OBJECTIVE: The aim of our study was to compare the efficacy and tolerability profile of liraglutide, a GLP-1 analog, in elderly (≥65 years) and younger (<65 years) patients with type 2 diabetes.
METHODS: A pooled analysis of 6 randomized, placebo-controlled, multinational trials included data from 3967 patients aged18 to 80 years with type 2 diabetes and glycosylated hemoglobin (HbA(1c)) of 7% to 11%. Of these, 552 patients ≥65 years received liraglutide 1.8 mg, liraglutide 1.2 mg, or placebo; 2231 patients <65 years received liraglutide 1.8 mg, liraglutide 1.2 mg, or placebo for 26 weeks. End points were: change in HbA(1c), fasting plasma glucose, body weight, and blood pressure: as marked to identify elements tracked for change from baseline; hypoglycemic episodes; and adverse events.

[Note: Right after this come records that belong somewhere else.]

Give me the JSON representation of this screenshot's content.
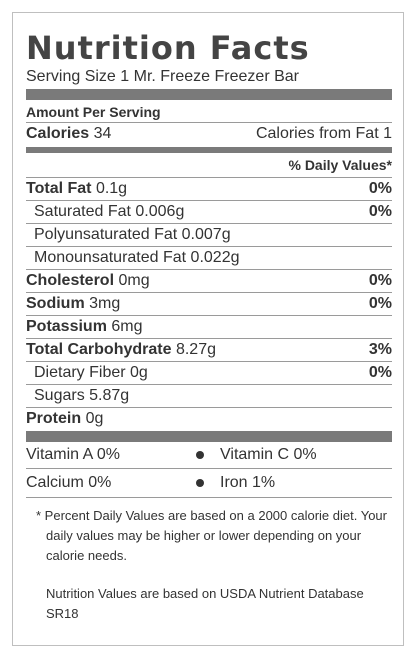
{
  "title": "Nutrition Facts",
  "serving_size": "Serving Size 1 Mr. Freeze Freezer Bar",
  "amount_per_serving": "Amount Per Serving",
  "calories": {
    "label": "Calories",
    "value": "34"
  },
  "calories_from_fat": {
    "label": "Calories from Fat",
    "value": "1"
  },
  "daily_values_header": "% Daily Values*",
  "nutrients": [
    {
      "label": "Total Fat",
      "amount": "0.1g",
      "dv": "0%"
    },
    {
      "label": "Saturated Fat",
      "amount": "0.006g",
      "dv": "0%"
    },
    {
      "label": "Polyunsaturated Fat",
      "amount": "0.007g",
      "dv": ""
    },
    {
      "label": "Monounsaturated Fat",
      "amount": "0.022g",
      "dv": ""
    },
    {
      "label": "Cholesterol",
      "amount": "0mg",
      "dv": "0%"
    },
    {
      "label": "Sodium",
      "amount": "3mg",
      "dv": "0%"
    },
    {
      "label": "Potassium",
      "amount": "6mg",
      "dv": ""
    },
    {
      "label": "Total Carbohydrate",
      "amount": "8.27g",
      "dv": "3%"
    },
    {
      "label": "Dietary Fiber",
      "amount": "0g",
      "dv": "0%"
    },
    {
      "label": "Sugars",
      "amount": "5.87g",
      "dv": ""
    },
    {
      "label": "Protein",
      "amount": "0g",
      "dv": ""
    }
  ],
  "vitamins": [
    {
      "label": "Vitamin A",
      "value": "0%"
    },
    {
      "label": "Vitamin C",
      "value": "0%"
    },
    {
      "label": "Calcium",
      "value": "0%"
    },
    {
      "label": "Iron",
      "value": "1%"
    }
  ],
  "footnote": "* Percent Daily Values are based on a 2000 calorie diet. Your daily values may be higher or lower depending on your calorie needs.",
  "source_note": "Nutrition Values are based on USDA Nutrient Database SR18",
  "colors": {
    "bar": "#7a7a7a",
    "border": "#bfbfbf",
    "text": "#333333"
  }
}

RESULTS: Reduction in HbA(1c) from baseline was significantly greater with liraglutide 1.8 mg versus placebo (least squares mean difference: ≥65 years, 0.91% [95% CI, 0.69-1.12]; <65 years, 1.17% [95% CI, 1.06-1.28]; both, P < 0.0001) and with liraglutide 1.2 mg versus placebo (≥65 years, 0.87% [95% CI, 0.64-1.11]; <65 years, 1.10% [95% CI, 0.98-1.22]; both, P < 0.0001). For fasting plasma glucose, comparable results were observed between liraglutide 1.8 mg or 1.2 mg and placebo for both age groups (P < 0.0001). No statistically significant difference in body weight change was seen with liraglutide between the age groups. The proportion of patients reporting minor hypoglycemia was low and appeared comparable between the ≥65-year-old (4.3%-15.2%) and <65-year-old (8%-13.2%) groups. Likewise, adverse events appeared comparable in nature and frequency.
CONCLUSION: Liraglutide provides effective glycemic control and is well tolerated in patients ≥65 and <65 years of age with type 2 diabetes. These data suggest that liraglutide may be a suitable treatment option for older patients who may have additional age-related complications.